> On Jun 16, 2016, at 7:54 AM, Merijn van den Kroonenberg <mer...@web2all.nl> 
> wrote:
> 
>> Agreed.
>> 
>> We use sendmail, and check our DNSBL's their, it is much more efficient to
>> use them before we ever engage SA. It is extremely rare to find an IP that
>> lands on a reputable DNSBL and in those cases we can whitelist. Of course
>> most of our traffic is B2B, not sure how effective this would be in B2C or
>> C2C.
> 
> What do you use in sendmail to check the blacklists?
> 
> And do you use scoring or just direct block when on a BL?
> 
> 
> 

I simply reject when an IP address is on a BL. no questions asked. I also 
reject if the host fails its reverse lookup. In cases where a vendor or 
customer has a misconfigured email server, we can whitelist and notify them. 
I've actually helped several of our customers who were having issues with their 
clients resolve bad configurations. 

The problem lies in that I have come across more than a few SPAM mail filtering 
services that don't have correct configuration (i.e things like reverse lookup 
identify a different host).

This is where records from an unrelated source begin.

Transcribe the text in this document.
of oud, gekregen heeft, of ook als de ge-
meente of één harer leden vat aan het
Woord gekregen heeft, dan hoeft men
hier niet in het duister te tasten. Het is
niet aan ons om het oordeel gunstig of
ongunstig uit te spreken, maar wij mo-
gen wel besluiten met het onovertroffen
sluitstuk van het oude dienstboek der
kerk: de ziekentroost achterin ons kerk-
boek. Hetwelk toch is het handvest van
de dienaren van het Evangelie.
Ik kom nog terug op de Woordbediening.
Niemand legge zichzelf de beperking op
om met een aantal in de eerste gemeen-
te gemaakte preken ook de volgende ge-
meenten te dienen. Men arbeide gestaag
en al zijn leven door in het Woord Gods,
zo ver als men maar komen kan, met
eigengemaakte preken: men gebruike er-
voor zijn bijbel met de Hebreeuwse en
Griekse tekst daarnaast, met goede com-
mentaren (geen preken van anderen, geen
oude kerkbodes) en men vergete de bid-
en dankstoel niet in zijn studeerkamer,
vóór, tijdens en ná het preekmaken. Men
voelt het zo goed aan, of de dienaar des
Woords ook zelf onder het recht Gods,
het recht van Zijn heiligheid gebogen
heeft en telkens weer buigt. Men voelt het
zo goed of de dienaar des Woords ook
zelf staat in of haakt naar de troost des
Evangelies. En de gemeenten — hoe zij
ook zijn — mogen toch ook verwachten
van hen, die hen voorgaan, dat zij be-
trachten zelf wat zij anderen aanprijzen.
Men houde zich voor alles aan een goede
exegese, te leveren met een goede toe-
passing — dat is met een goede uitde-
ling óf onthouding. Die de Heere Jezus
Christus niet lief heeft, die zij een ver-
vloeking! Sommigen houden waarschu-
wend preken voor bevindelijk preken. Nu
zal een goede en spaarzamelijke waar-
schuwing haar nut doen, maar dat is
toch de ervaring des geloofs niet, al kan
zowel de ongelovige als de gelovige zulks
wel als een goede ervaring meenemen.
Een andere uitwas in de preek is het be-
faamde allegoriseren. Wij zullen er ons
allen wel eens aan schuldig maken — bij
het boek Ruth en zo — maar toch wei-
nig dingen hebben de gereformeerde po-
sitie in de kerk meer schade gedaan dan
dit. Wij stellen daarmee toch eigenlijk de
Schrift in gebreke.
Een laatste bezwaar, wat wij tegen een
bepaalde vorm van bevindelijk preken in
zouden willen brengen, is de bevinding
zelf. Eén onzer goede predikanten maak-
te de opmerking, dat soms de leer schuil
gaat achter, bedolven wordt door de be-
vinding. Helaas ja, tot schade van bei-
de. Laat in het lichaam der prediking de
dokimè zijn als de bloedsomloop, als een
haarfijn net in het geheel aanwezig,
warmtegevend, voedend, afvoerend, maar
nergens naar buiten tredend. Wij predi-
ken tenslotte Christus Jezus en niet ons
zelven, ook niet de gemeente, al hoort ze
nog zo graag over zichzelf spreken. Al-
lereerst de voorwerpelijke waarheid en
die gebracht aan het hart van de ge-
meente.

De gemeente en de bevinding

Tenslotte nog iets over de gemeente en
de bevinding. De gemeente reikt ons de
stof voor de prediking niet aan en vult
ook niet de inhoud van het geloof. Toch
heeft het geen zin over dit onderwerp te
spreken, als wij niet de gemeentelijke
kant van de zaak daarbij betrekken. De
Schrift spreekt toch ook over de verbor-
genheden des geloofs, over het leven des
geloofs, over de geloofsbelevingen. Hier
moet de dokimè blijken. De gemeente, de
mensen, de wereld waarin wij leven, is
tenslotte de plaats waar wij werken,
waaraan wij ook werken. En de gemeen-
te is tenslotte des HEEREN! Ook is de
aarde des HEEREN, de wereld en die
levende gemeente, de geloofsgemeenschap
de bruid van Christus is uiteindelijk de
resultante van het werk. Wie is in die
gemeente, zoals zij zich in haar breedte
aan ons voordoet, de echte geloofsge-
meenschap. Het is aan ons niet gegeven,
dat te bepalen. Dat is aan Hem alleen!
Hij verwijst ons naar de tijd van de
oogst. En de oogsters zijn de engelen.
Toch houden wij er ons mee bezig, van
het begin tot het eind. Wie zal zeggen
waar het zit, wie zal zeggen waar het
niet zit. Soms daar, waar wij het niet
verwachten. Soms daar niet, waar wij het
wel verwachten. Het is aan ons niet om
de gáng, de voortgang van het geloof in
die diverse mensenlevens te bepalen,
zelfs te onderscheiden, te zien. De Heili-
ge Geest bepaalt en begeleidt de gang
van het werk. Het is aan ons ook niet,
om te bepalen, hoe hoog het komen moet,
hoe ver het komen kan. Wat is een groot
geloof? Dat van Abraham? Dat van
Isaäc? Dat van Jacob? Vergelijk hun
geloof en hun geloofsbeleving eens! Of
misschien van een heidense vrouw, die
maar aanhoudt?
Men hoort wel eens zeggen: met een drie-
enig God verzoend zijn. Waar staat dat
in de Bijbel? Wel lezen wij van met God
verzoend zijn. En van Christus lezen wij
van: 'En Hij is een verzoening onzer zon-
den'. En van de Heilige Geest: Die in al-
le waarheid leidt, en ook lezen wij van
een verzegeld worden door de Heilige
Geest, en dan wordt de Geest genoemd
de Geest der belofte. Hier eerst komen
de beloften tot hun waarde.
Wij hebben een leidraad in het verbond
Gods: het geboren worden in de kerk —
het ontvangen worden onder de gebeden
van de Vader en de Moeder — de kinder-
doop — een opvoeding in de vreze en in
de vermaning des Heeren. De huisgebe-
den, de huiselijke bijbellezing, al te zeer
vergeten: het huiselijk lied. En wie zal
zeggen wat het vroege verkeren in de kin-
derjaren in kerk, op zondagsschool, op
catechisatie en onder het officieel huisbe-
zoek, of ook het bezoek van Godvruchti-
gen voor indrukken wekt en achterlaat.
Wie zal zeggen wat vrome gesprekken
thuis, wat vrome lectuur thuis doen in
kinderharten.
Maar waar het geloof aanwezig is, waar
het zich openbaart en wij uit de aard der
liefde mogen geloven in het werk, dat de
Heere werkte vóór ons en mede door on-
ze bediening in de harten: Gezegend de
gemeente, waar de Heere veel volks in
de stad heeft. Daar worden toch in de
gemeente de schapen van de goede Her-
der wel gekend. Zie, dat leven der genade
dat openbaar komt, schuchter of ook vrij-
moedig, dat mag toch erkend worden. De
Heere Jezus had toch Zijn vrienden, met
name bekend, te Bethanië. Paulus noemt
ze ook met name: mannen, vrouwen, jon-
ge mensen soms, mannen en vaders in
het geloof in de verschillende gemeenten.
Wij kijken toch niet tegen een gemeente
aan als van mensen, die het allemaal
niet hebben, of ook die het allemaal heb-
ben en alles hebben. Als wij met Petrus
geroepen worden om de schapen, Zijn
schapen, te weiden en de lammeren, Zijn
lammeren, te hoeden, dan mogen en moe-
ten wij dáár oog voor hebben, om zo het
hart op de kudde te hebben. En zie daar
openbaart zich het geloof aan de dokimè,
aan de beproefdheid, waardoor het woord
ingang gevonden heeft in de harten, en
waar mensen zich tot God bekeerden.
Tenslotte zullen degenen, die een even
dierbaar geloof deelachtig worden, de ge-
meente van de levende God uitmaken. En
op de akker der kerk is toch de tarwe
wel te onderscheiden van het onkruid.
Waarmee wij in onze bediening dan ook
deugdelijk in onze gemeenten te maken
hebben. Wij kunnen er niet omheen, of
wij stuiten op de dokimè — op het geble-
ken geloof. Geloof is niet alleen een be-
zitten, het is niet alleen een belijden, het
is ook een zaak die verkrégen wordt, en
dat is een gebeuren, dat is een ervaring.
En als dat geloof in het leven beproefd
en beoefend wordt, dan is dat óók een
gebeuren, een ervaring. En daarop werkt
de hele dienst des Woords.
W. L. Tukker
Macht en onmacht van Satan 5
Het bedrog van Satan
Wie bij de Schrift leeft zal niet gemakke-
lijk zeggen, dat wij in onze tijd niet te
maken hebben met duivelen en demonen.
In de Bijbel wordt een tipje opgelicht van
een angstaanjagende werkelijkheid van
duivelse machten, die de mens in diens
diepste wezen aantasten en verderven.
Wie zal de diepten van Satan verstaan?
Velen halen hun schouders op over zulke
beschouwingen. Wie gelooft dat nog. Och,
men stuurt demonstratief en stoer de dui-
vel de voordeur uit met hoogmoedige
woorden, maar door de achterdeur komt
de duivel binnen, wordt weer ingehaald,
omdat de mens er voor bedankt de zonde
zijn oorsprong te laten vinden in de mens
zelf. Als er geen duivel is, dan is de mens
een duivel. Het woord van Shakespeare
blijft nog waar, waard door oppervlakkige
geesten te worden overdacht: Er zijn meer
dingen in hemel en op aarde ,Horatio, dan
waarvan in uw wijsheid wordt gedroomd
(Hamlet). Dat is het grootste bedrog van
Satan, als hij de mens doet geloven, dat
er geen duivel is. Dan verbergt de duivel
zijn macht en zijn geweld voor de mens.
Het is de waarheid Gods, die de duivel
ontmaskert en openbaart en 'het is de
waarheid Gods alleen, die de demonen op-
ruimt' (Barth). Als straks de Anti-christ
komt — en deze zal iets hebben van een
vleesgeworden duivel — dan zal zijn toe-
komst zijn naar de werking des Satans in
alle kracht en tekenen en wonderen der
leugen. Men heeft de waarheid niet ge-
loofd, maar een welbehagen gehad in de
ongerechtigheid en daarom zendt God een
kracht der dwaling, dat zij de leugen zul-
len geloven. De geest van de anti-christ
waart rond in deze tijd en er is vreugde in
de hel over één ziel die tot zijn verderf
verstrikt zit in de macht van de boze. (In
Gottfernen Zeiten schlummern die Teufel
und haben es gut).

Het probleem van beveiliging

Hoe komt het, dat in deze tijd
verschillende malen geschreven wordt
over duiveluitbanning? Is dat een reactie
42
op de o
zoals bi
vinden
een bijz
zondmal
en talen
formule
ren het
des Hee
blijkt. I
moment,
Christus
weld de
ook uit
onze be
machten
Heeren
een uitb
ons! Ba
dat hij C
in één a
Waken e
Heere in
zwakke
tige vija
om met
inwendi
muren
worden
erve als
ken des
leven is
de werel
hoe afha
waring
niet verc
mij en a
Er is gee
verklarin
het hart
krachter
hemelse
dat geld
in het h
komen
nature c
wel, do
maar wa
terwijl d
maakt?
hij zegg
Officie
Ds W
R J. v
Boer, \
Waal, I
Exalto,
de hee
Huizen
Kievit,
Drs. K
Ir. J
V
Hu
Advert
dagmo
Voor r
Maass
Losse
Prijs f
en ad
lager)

A more nefarious case I've run across is that a 
mail filtering services charging on a per outbound email, so clients are using 
the service for inbound, but than use their own MTA to send (bypassing the 
ISPs) so they don't get charged.

Again, our servers only deal with B2B, not sure of the impact in B2C/C2C.

SA is processes intensive, if you're looking to save CPU time, using BLs at the 
MTA process level is much faster (IMHO).